Lo avevamo lasciato alle prese con una dinamica fusion di jazz, funk, r&b, hip-hop, soul e Idm, ma per il tastierista già noto per aver fondato la band degli Ezra Collective, ci sono nuove frontiere e nuove sfide da affrontare, questa volta con la complicità di Maxwell Owin e di una serie di ospiti pronti ad assecondare la natura cangiante di “Archetype”.
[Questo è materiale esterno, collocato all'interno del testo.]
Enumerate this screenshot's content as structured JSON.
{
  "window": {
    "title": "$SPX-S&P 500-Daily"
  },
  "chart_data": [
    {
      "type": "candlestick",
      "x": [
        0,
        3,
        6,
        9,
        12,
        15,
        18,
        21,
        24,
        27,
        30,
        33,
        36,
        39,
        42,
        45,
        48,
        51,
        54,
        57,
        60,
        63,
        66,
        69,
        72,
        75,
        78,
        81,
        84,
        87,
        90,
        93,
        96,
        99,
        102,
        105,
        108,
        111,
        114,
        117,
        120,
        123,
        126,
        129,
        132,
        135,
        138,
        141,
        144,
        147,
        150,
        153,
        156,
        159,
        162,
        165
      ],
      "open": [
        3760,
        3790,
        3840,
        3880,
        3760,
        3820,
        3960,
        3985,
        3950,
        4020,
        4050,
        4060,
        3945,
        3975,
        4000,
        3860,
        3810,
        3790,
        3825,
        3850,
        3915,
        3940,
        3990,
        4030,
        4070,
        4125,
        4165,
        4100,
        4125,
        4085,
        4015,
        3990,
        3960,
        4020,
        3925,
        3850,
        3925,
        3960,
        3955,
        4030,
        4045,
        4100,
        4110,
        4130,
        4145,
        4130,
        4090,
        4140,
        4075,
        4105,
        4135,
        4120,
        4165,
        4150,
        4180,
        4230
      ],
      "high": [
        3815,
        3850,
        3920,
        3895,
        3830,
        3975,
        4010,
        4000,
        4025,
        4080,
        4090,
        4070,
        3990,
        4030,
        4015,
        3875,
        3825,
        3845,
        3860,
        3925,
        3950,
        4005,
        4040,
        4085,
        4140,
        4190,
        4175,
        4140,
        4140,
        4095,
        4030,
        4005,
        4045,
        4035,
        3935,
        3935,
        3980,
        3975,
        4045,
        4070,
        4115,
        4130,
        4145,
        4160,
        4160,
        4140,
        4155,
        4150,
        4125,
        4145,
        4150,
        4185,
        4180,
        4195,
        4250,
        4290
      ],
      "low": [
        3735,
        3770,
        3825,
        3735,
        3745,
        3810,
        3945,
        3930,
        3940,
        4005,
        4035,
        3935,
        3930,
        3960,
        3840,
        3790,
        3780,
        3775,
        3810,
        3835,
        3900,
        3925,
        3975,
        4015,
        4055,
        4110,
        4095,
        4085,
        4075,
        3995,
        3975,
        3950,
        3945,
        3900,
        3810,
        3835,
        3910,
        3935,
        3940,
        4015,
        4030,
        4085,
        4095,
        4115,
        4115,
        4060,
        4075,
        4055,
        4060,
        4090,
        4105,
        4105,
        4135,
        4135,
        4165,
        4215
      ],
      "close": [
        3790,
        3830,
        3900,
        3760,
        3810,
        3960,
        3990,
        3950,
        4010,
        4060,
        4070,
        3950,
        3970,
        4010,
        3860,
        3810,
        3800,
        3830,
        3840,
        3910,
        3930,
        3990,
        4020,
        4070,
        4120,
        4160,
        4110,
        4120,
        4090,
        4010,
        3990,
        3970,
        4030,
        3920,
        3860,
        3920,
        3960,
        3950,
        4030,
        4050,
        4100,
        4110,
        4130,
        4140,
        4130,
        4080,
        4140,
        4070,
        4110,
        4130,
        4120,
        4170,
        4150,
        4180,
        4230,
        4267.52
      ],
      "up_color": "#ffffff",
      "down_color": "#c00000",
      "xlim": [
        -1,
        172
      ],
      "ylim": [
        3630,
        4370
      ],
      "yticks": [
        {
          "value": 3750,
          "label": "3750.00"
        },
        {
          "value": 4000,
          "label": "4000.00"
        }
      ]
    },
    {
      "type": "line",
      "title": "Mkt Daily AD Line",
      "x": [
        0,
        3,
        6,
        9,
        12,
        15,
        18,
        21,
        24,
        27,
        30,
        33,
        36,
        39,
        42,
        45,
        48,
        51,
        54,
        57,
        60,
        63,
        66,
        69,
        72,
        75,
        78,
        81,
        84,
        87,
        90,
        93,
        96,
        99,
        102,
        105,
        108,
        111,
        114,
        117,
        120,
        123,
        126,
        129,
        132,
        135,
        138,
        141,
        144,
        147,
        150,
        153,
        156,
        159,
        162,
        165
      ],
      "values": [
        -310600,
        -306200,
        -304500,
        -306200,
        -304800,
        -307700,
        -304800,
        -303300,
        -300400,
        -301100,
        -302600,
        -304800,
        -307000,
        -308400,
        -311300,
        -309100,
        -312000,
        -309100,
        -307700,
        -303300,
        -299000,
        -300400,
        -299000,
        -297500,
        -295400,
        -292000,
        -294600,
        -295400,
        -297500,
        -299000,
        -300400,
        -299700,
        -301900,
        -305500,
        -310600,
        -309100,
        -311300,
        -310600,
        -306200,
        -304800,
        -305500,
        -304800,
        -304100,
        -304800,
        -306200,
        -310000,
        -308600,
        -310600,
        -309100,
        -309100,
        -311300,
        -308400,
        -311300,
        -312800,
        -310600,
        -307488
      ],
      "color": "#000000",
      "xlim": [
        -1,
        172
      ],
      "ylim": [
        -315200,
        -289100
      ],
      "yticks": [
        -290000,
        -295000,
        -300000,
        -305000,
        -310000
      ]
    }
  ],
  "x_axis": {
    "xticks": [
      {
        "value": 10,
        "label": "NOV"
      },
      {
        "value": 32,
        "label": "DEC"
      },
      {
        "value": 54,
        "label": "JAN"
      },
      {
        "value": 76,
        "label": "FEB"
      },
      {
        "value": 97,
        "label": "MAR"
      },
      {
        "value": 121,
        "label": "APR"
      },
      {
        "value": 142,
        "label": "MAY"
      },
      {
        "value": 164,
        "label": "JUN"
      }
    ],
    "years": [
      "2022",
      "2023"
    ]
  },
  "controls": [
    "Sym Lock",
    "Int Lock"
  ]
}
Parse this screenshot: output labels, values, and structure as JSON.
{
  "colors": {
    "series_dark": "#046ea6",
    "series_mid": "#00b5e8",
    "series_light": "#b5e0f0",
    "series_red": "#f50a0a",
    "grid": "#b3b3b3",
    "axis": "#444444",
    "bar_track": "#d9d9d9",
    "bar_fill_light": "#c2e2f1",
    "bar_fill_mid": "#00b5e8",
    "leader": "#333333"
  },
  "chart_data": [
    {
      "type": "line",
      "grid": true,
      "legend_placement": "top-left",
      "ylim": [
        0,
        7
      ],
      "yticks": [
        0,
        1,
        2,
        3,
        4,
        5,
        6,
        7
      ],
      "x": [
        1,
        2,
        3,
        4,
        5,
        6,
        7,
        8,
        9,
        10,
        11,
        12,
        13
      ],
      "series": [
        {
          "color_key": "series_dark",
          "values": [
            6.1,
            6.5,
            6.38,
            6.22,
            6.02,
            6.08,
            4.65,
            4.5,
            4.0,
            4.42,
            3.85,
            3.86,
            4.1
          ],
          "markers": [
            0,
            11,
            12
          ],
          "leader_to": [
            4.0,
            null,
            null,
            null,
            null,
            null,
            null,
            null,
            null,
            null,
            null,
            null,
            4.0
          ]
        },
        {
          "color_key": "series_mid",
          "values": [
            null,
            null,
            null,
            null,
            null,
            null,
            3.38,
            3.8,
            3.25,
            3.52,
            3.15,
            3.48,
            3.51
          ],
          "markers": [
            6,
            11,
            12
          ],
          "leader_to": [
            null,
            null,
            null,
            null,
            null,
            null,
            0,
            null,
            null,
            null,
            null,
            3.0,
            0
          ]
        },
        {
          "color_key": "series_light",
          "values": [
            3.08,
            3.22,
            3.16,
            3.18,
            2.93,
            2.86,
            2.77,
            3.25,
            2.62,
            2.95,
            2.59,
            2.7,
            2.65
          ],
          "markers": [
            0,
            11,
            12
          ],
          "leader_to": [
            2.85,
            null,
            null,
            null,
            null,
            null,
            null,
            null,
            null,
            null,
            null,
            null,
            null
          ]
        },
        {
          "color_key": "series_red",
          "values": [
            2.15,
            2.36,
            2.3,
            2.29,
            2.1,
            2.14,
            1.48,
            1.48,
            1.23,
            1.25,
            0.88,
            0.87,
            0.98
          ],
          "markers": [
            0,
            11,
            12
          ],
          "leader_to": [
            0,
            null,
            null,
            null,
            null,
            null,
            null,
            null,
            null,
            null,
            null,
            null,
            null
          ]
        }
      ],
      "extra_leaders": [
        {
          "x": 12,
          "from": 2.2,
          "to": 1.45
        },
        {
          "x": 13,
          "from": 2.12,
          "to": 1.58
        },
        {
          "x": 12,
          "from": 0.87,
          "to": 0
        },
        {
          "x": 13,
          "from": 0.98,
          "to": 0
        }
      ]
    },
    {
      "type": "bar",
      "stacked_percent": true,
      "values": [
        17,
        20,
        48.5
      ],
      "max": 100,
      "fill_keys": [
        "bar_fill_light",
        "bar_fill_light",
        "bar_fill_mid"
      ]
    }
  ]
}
Elegante e priva di derive manieristiche, la moderna fusion espressa nel precedente disco del 2019 “Turn To Clear View” continua a essere materia prima di questo nuovo album, frutto di un lungo lavoro di composizione ed elaborazione condivise in pieno con Owin. Un disco che, anche nelle pagine che trasudano di improvvisazione e free-spirit, si avvale di una cura e di una perfezione tecnica che non scalfiscono la potenza delle canzoni.
Sono stati necessari ben sei anni di lavoro e di continuo adeguamento per poter consegnare al pubblico un progetto che, scavando nel passato e nella storia più nobile della musica jazz, soul, hip-hop ed elettronica, ne rivitalizza non solo lo spirito più avventuroso ma anche quello destinato a definire nuovi canoni per future escursioni musicali. Disco dalle molteplici anime, “Archetype” scuote l’ascoltatore con aliene forme ritmiche, radicate nella profondità degli elementi culturali messi in gioco da Joe e Maxwell (l’eccellente e palpitante “Lost In The Function”) e si spinge oltre i confini leciti nell’avventurosa e impertinente divagazione breakbeat-jazz di “Rago’s Garage”, con uno straordinario intervento di Shabaka Hutchings.
Le varie collaborazioni sparse nel progetto sono funzionali allo spirito delle composizioni. La voce di Fatima è la ciliegina sulla torta di una delle canzoni più melodiche dell’album, “Don’t Tip Me Over”, ed è difficile immaginare a supporto del greve passo armonico di “Grief una voce che non sia quella di Lex Amor, idonea a sottolinearne le infinite sfumature ritmiche e melodiche.
La complessità degli elementi messi in gioco costringe a un ascolto e a un’analisi non superficiale. Joe Armon-Jones e Maxwell Owin esplorano con audacia le possibilità offerte dal campionamento di strumenti e voce in “Ode 2 Reverb”, affondano le mani nelle sonorità dubstep per un affascinante e sensuale groove (“Ikigai”), anche se l’essenza del progetto è racchiusa nei cinque minuti della title track, archetipo, idioma ed epicentro di quell’algida follia creativa che i due musicisti hanno profondamente condiviso con O The Ghost, e che infine rappresenta il centro nodale di un album che nel mostrare la profonda connessione tra presente e passato, rinnova l’attenzione sulla natura mutevole e ispiratrice del jazz. Quella stessa natura intercettata da Herbie Hancock, autentico punto di riferimento per le felici intuizioni di Joe Armon-Jones, musicista che si dimostra capace nel mettersi continuamente in gioco, rinunciando a una più tranquilla comfort zone stilistica.